MALAWI’S worst cholera outbreak on record has left 990 people dead, with only one district managing to contain the disease.
The landlocked nation, prone to tropical storms and cyclones, has been battling a resurgence of the water-borne diarrheal disease since March. A previous outbreak that started in April 2001 killed 968 people in the country, according to the World Health Organisation.
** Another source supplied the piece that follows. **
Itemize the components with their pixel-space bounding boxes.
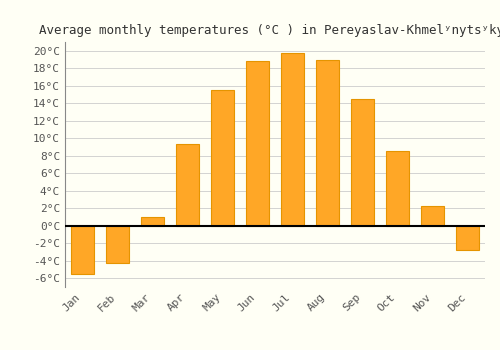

While most people can be treated successfully for cholera through prompt administration of oral rehydration solution, sparsely located hospitals and delays in seeking treatment have exacerbated the problem and lead to fatalities, Health Minister Khumbize Kandodo Chiponda said in a statement Monday.
The rainy season, which began in November, has led to floods and displaced people who then lack access to safe water and sanitation. Malawi’s case fatality rate is 3.3%, compared with 2.1% in Haiti’s most recent cholera outbreak.
Malawi’s efforts to contain the disease are also being hampered by a lack of vaccines. The country received 3.9 million doses from the WHO in May and 2.9 million doses from UNICEF in November. With these stocks now depleted, Malawi is in talks with the WHO for another consignment.
Still, outbreaks in other countries have depleted cholera vaccine stockpiles worldwide. In October, the WHO and its partners limited all reactive oral cholera vaccine campaigns to a single dose.
As Malawi fails to stop the disease’s spread, there is growing mistrust between some people and medical personnel. Irate villagers from Nandumbo, 140 kilometers (87 miles) east of Malawi’s commercial capital Blantyre, destroyed a cholera-treatment center on Sunday after claiming local people were being injected with contaminated syringes.
More effort needs to be made to educate people on how to prevent the disease, Adamson Muula, a public health specialist from Kamuzu University of Health Science, said in a Times Radio interview on Tuesday.